En juillet dernier débutait le sauvetage de Fort Boyard, qui a perdu, au gré des marées et des tempêtes, ses protections d’origine. Après de premiers travaux de terrassement, la restauration de la risberme, structure de renforcement des fondations, sera entreprise à compter de septembre prochain.
Puis viendra le cœur de l’opération : la reconstruction du havre d’accostage et de l’éperon, destinés à défendre l’édifice situé au large de Fouras (Charente-Maritime) contre les éléments naturels. Les nouveaux ouvrages seront réalisés respectivement en juillet 2026 et juillet 2027.
Programme fonctionnel
Un chantier d’ampleur – les travaux doivent durer trois ans et leur montant est estimé à près de 36 M € - pour lequel le maître d’ouvrage, le conseil départemental de Charente-Maritime, a passé un marché de conception-réalisation.
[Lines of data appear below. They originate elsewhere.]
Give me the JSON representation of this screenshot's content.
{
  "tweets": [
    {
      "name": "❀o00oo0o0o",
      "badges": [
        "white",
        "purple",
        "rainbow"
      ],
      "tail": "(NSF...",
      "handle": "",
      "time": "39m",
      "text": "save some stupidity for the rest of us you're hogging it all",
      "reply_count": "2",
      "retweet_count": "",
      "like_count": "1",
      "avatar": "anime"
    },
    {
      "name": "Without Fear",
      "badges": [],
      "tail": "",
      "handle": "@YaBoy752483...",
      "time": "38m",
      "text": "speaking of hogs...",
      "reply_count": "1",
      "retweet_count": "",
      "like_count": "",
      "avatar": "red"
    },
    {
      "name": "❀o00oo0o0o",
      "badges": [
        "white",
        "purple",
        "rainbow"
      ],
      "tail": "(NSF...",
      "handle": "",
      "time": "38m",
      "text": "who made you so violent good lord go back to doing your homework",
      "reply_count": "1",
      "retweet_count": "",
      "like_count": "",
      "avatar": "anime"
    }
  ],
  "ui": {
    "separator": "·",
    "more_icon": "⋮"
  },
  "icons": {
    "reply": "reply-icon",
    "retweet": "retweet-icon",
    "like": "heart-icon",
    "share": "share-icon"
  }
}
Ce dernier a été remporté par un groupement composé de l’entreprise ETPO (qui s'appuie sur Merceron TP, Les Compagnons de Saint-Jaques et Tetis en qualité de sous-traitants), du bureau d’études BRL Ingénierie et du cabinet Architecture Patrimoine, désigné à l’issue d’une procédure de dialogue compétitif.
Le dialogue compétitif, une procédure rare mais pas inconnue du département
Le Code de la commande publique définit le dialogue compétitif comme « la procédure par laquelle l’acheteur dialogue avec les candidats admis à y participer en vue de définir ou développer les solutions de nature à répondre à ses besoins et sur la base desquelles ces candidats sont invités à remettre une offre » (art. L. 2124-4). Elle n’est ouverte que sous conditions aux pouvoirs adjudicateurs (art. R.2124-3 et R. 2124-5).
Le dialogue compétitif reste ainsi relativement peu utilisé. En 2021, il ne représentait que 0,2 % des procédures de passation des marchés publics, selon les données de l’Observatoire économique de la commande publique – qui a cessé depuis de publier la répartition des types de procédure de passation.
« Hormis pour le marché de Fort Boyard, nous avons entrepris quelques dialogues compétitifs à la direction de l’eau, de la mer et du littoral du conseil département de Charente-Maritime. En particulier pour la passation du contrat de partenariat relatif à la modernisation du port de La Cotinière situé sur l’île d’Oléron. C’est aussi une procédure souvent utilisée dans le domaine de la construction navale », indique Mathieu Barbier.
« Le dialogue compétitif permet de détailler les objectifs à atteindre dans un programme fonctionnel, sans spécifier les moyens pour y parvenir. Ce sont les échanges avec les candidats qui ont conduit à une solution répondant pleinement à notre besoin et à nos exigences », explique Mathieu Barbier, directeur adjoint de la direction de l’eau, de la mer et du littoral au conseil départemental.
Privilégier les moyens internes
Une façon aussi de permettre aux entreprises d’adapter leurs réponses selon les moyens à leur disposition. « Chaque groupement a proposé des méthodes et des techniques de travaux différentes, définies en fonction du matériel et des équipements dont ils disposent », observe ainsi Mathieu Barbier.
Un sujet qui a fortement pesé dans les discussions, compte tenu du fait que le chantier se déroule en mer. « Nous avons considéré qu’une entreprise qui s’appuyait sur de la location allait prendre trop de risques, notamment au regard des aléas comme les marées ou les intempéries », souligne l’agent public. Une analyse initiale qui s’est vérifiée durant la procédure. « Un groupement a jeté l’éponge pour cette raison : son offre reposait sur la location des équipements et il s’est aperçu que cela représentait un risque financier trop important ».
Un monument historique
Par ailleurs, le dialogue compétitif a permis d'aborder de nombreux autres points. « L’essentiel des échanges a porté sur la conception des ouvrages », relève Mathieu Barbier. Avec une donnée particulière à prendre en compte : le Fort Boyard est classé au titre des monuments historiques. « Il a fallu adapter les design aux exigences des architectes des bâtiments de France ». Ce qui a nécessité d’impliquer les services de l’Etat tout en veillant à garantir la confidentialité des discussions entre le conseil départemental et les groupements candidats.
Des discussions qui ont aussi porté sur le portage des risques. « Notamment les risques géotechniques, réglementaires et les intempéries, énumère Mathieu Barbier. Le contrat signé a le mérite d’être très clair quant à la répartition des risques entre le maître d’ouvrage et le titulaire », salue-t-il.